The longer we ignore the problem, the more severe it will get. Our pseudo-concern will rectify nothing, and our “deal with it” or “chalta hai” attitude to life is our greatest failing. Our nation is 1 billion strong. Let’s not wait for the policy makers to decide what to do. Let’s not just talk about it. Let’s actively use the metro that we love to glamourise to the rest of the country, let’s walk the short distances, let’s use the bicycle lanes for what they were built for and not to cut the line at a traffic light in our cars, and let’s not run our ACs at 24 degrees when it’s 26 outside.

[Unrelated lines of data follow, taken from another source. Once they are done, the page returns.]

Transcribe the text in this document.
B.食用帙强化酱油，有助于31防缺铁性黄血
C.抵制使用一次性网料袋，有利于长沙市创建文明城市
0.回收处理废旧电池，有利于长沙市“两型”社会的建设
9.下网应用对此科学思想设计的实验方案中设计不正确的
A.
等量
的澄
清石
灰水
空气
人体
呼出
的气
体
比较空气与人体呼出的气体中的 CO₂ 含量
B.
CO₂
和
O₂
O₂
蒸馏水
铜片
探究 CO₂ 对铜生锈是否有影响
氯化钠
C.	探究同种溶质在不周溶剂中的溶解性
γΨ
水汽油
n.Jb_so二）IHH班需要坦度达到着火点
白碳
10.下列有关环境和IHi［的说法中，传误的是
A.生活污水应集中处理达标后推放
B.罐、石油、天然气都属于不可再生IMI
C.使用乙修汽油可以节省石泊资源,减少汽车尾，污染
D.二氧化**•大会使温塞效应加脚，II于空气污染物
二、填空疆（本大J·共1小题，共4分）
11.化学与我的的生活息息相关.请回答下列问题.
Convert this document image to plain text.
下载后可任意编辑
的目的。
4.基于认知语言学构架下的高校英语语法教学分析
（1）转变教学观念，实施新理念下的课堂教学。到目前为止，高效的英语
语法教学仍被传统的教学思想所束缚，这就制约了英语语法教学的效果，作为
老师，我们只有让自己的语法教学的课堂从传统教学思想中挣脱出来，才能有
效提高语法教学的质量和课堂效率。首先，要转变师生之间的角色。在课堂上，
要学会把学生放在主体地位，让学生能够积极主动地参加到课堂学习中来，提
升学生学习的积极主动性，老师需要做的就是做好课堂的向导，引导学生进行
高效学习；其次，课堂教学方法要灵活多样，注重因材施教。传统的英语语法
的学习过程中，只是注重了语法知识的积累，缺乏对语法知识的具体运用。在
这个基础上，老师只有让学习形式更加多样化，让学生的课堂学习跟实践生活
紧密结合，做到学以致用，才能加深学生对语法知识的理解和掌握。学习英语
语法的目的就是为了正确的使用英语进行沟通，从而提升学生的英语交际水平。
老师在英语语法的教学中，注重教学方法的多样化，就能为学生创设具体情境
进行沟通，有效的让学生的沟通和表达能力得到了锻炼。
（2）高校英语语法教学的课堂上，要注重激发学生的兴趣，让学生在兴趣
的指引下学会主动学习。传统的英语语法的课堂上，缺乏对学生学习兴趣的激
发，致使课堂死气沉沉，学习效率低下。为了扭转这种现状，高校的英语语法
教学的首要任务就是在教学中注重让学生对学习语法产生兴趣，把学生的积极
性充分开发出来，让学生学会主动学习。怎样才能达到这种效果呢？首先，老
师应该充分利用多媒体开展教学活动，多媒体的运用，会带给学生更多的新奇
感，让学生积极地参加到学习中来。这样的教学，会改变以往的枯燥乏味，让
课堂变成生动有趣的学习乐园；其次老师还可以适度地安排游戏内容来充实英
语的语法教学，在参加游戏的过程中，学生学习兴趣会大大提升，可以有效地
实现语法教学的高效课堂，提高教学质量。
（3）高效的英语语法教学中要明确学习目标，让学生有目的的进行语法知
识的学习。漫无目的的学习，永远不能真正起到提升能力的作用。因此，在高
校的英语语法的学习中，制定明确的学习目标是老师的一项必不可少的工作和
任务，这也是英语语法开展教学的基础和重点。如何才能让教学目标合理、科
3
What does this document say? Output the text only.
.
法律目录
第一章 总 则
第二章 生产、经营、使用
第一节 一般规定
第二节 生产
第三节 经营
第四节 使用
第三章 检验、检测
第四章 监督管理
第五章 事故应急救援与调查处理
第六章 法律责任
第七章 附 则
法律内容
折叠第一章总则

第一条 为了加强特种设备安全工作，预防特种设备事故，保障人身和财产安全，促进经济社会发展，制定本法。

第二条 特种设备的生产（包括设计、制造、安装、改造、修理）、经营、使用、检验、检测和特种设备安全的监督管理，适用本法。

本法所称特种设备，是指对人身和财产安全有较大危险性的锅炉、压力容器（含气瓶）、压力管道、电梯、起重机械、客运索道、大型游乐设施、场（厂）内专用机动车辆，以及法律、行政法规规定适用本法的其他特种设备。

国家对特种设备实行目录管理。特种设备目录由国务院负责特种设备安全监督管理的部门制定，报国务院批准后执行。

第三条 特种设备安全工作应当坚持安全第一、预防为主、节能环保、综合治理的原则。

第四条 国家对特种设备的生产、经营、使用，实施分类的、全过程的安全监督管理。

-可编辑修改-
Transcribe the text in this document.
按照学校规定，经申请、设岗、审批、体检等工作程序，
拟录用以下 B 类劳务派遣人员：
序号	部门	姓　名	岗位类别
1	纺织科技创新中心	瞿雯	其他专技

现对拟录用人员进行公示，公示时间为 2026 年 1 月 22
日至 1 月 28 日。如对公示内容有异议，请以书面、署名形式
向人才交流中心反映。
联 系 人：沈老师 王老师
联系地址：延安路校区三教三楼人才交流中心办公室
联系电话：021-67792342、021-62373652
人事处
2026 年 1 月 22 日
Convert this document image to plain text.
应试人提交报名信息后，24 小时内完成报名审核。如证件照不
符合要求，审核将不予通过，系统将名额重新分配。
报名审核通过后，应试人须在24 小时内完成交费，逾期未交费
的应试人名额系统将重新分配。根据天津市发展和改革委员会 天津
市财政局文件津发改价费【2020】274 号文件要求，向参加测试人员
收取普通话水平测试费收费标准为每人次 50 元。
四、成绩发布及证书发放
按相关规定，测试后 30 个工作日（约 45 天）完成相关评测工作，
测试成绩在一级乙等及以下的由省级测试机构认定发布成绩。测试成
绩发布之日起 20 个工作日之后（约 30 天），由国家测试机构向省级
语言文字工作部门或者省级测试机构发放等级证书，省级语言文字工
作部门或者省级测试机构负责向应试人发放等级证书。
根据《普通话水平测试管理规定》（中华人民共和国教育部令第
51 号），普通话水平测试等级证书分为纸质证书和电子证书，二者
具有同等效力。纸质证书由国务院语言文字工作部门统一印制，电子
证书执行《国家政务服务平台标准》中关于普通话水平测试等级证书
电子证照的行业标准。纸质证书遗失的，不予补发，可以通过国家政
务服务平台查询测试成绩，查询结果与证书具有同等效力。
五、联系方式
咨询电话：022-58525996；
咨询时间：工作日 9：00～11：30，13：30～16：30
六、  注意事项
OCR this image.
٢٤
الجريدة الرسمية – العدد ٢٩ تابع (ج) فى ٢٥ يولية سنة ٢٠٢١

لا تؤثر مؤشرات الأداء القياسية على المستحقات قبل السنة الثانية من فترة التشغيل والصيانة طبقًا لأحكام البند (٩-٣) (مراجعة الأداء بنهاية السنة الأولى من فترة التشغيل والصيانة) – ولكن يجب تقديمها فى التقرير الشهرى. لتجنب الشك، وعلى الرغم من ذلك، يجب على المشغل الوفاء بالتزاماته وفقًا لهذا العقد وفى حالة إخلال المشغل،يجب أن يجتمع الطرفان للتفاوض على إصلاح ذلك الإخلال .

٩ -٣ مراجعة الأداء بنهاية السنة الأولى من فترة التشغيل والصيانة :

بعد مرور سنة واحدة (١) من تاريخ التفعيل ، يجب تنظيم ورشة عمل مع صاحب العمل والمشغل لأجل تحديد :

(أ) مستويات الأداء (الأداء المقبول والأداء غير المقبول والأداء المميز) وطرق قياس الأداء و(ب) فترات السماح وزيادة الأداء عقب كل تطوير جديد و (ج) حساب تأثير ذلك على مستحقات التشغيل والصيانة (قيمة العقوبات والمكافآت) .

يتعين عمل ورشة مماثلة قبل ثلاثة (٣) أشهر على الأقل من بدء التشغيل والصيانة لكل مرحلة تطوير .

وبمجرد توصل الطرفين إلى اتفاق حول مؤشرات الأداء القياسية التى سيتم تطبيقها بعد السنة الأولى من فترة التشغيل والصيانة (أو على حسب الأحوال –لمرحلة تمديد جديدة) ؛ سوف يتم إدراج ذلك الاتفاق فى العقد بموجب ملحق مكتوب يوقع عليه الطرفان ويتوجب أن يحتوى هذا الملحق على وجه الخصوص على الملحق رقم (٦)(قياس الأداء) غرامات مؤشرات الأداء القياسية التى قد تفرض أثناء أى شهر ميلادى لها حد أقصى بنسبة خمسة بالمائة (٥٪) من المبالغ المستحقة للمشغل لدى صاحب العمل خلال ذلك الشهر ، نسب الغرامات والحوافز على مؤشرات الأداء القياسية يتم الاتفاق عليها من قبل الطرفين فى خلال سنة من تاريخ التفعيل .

During this past election, I was disappointed, to say the least, when no party raised environmental issues on their agenda. It’s time to stop adopting an “out of sight, out of mind” outlook towards life. The words ‘development’, ‘growth’, and ‘progress’ that we hear so often will mean nothing the day our ecosystem can no longer support us and give us the things we’ve taken for granted all these years — fresh air, clean water, and food — and when the effects of climate change damage not just islands, coastal towns, and rural dwellings, but the buzzing metropolises that the world is so proud of.